According to Joel, one should never toss it all out to start from scratch.
Weeeeelllll....I am. But not on the software side. On the hardware side I tore apart the whole thing, deciding I needed a complete redesign.
(All things considered, it does have fewer moving parts than mozilla.)
After getting a very ugly windows app up and running, I realized (belatedly) it was time to refactor. And those unit tests I'd been meaning to write?
(laughs nervously.)
Weeellll...
You get the picture. I've got a morass of self written stuff, some other folks' code, and some hacked up versions of both all in the big happy windows forms pot. It's time to come clean. Cleave truth from fiction. Air out the dirty socks and all that. "Do It Right".
Well, at least "right-er". Before I've got so much spaghetti I'm an honorary Soprano. Oh, and get rid of those nasty arraylists in favor of generics. (after casting my object for the n^40th time, I realized why everyone was so excited...) Because leaving them in...you know...casts a bad light on the family.
First step: New app in VS2005. copy over my developed modules & those modified. Add to source control. (done)
Second step: Writing those unit tests. (in progress). So far the "target tracking" object is now officially unit-ed.
Third step: Separate out the logic from Andrew Kirillov's motion recognition code and try and make it work with this super noofty-cool .net makes-it-easy directshow wrapper doohicky.
Why? Because I still can't figure out (and he couldn't either) how to change the resolution for the incoming video stream easily...and this library makes it a breeze.

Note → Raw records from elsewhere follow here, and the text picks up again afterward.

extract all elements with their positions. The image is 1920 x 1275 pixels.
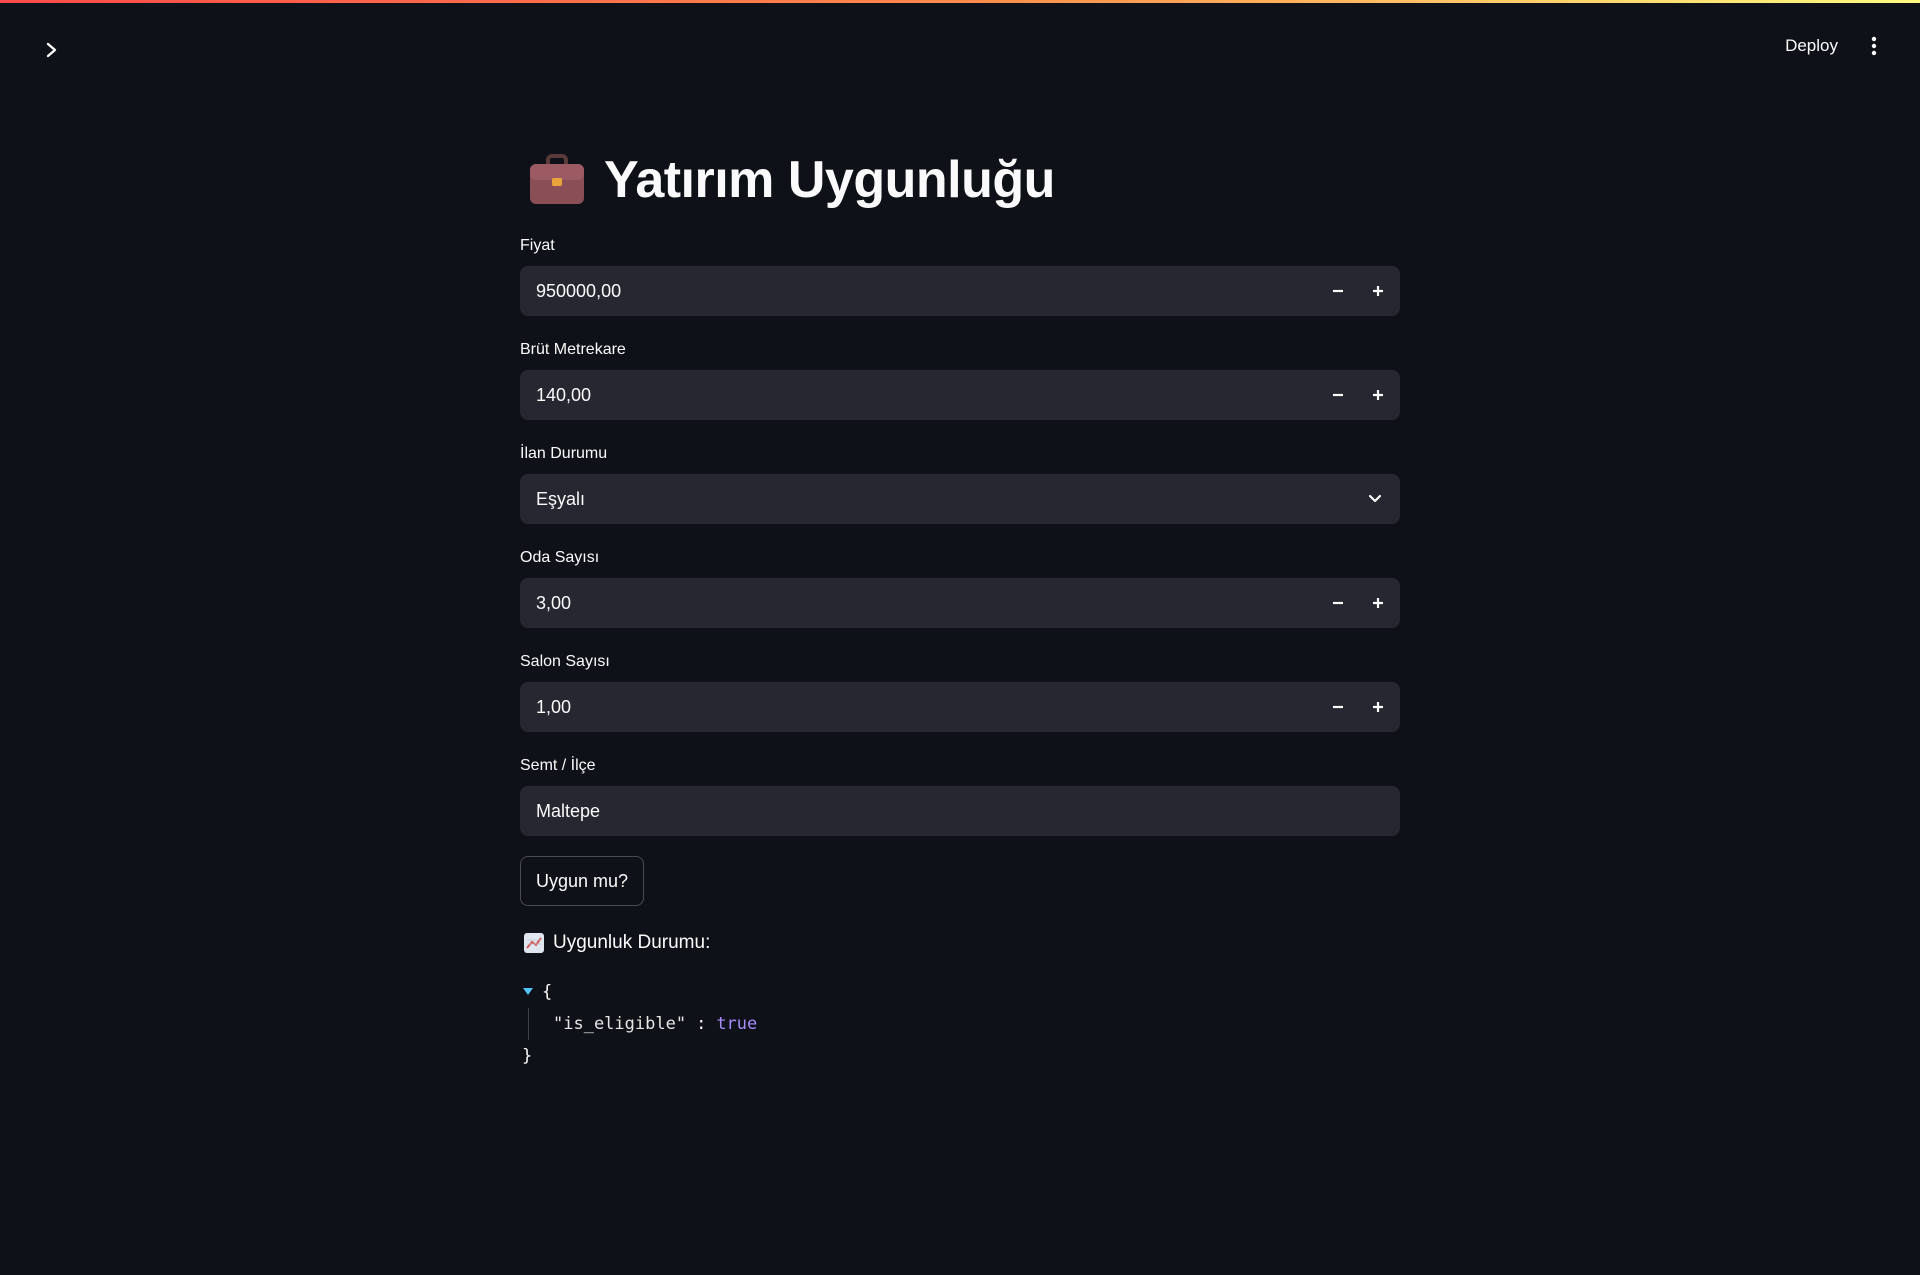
plus-icon [1373,598,1383,608]
price-label: Fiyat [520,237,555,254]
price-field: Fiyat [520,234,1400,316]
room-count-increment-button[interactable] [1358,578,1398,628]
salon-count-input[interactable] [520,682,1318,732]
json-entry: "is_eligible" : true [553,1008,1400,1040]
json-body: "is_eligible" : true [528,1008,1400,1040]
price-decrement-button[interactable] [1318,266,1358,316]
salon-count-number-input [520,682,1400,732]
listing-status-field: İlan Durumu Eşyalı [520,442,1400,524]
listing-status-label: İlan Durumu [520,445,608,462]
salon-count-stepper [1318,682,1400,732]
check-eligibility-button[interactable]: Uygun mu? [520,856,645,906]
gross-area-field: Brüt Metrekare [520,338,1400,420]
plus-icon [1373,390,1383,400]
result-heading: Uygunluk Durumu: [523,932,1400,954]
header-toolbar: Deploy [1785,30,1884,62]
district-text-input [520,786,1400,836]
minus-icon [1333,289,1343,293]
district-label: Semt / İlçe [520,757,596,774]
json-key: "is_eligible" [553,1014,687,1034]
gross-area-label: Brüt Metrekare [520,341,626,358]
plus-icon [1373,286,1383,296]
listing-status-dropdown-toggle[interactable] [1350,494,1400,504]
price-input[interactable] [520,266,1318,316]
vertical-ellipsis-icon [1871,36,1877,56]
room-count-input[interactable] [520,578,1318,628]
price-increment-button[interactable] [1358,266,1398,316]
json-colon: : [696,1014,707,1034]
sidebar-toggle-button[interactable] [36,34,68,66]
salon-count-increment-button[interactable] [1358,682,1398,732]
salon-count-label: Salon Sayısı [520,653,610,670]
result-heading-text: Uygunluk Durumu: [553,932,711,953]
briefcase-icon [530,154,584,204]
gross-area-stepper [1318,370,1400,420]
minus-icon [1333,705,1343,709]
json-value: true [716,1014,758,1034]
salon-count-field: Salon Sayısı [520,650,1400,732]
minus-icon [1333,601,1343,605]
room-count-decrement-button[interactable] [1318,578,1358,628]
page-title-text: Yatırım Uygunluğu [604,151,1055,209]
main-menu-button[interactable] [1864,30,1884,62]
room-count-stepper [1318,578,1400,628]
chevron-right-icon [46,42,57,58]
deploy-button[interactable]: Deploy [1785,36,1838,56]
salon-count-decrement-button[interactable] [1318,682,1358,732]
json-close-brace: } [522,1046,533,1066]
price-number-input [520,266,1400,316]
top-decoration-bar [0,0,1920,3]
gross-area-decrement-button[interactable] [1318,370,1358,420]
district-field: Semt / İlçe [520,754,1400,836]
room-count-label: Oda Sayısı [520,549,600,566]
collapse-caret-icon[interactable] [522,987,536,997]
json-result-viewer: { "is_eligible" : true } [520,976,1400,1072]
room-count-number-input [520,578,1400,628]
minus-icon [1333,393,1343,397]
page-title: Yatırım Uygunluğu [528,140,1400,220]
listing-status-selected-value: Eşyalı [536,488,586,509]
room-count-field: Oda Sayısı [520,546,1400,628]
district-input[interactable] [520,786,1400,836]
gross-area-input[interactable] [520,370,1318,420]
json-close-line: } [520,1040,1400,1072]
json-open-line: { [520,976,1400,1008]
chevron-down-icon [1368,494,1382,503]
gross-area-number-input [520,370,1400,420]
price-stepper [1318,266,1400,316]
main-content: Yatırım Uygunluğu Fiyat Brüt Metrekare [520,140,1400,1072]
gross-area-increment-button[interactable] [1358,370,1398,420]
json-open-brace: { [542,982,553,1002]
chart-increasing-icon [524,933,544,953]
listing-status-select[interactable]: Eşyalı [520,474,1400,524]
plus-icon [1373,702,1383,712]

(I feel absolutely no compunction about not digging into the nasty-icky-commie (heh) directshow/c++ internals. No thank you.)
What else...oh yes. Need to add in some new logic to the robot targeting guts to see how pairing dead-reckoning with the laser targeting works.
The laser's really cool...but it isn't 100% accurate. I'd say it's about 60-70% accurate depending on the quality of input (my old Intel camera is pretty noisy), the light level, and the environment. A nice dark-ish neutral wall with the lights off and we've got about 95% accurate tracking (or more).
I've got these 3 cool little lasers I came across (pretty similar to the $1 pointer I found). I actually had a wild thought of doing the "Predator 3-dot" thing as the targeting mechanism.
Think: , find the brightest point, look around for 2 more. It'd help cut down on spurious input...hmm...future feature maybe. And, well, not everyone will want to duct-tape 3 laser pointers together.
So we'll try the dead reckoning + laser pointer approach. If nothing else, the laser pointer will help calibrating the dead-reckoning. (ie, point it at the four corners of the camera's viewable area, store the rotation values in the NXT motors controlling pan and tilt)
Hmm...come to think of it, if I have those values stored, I can also avoid the dreaded "we're pointing at the ceiling!" syndrome when the bot would start chasing butterflies (ie flutteringly bad input) past the camera's boundaries.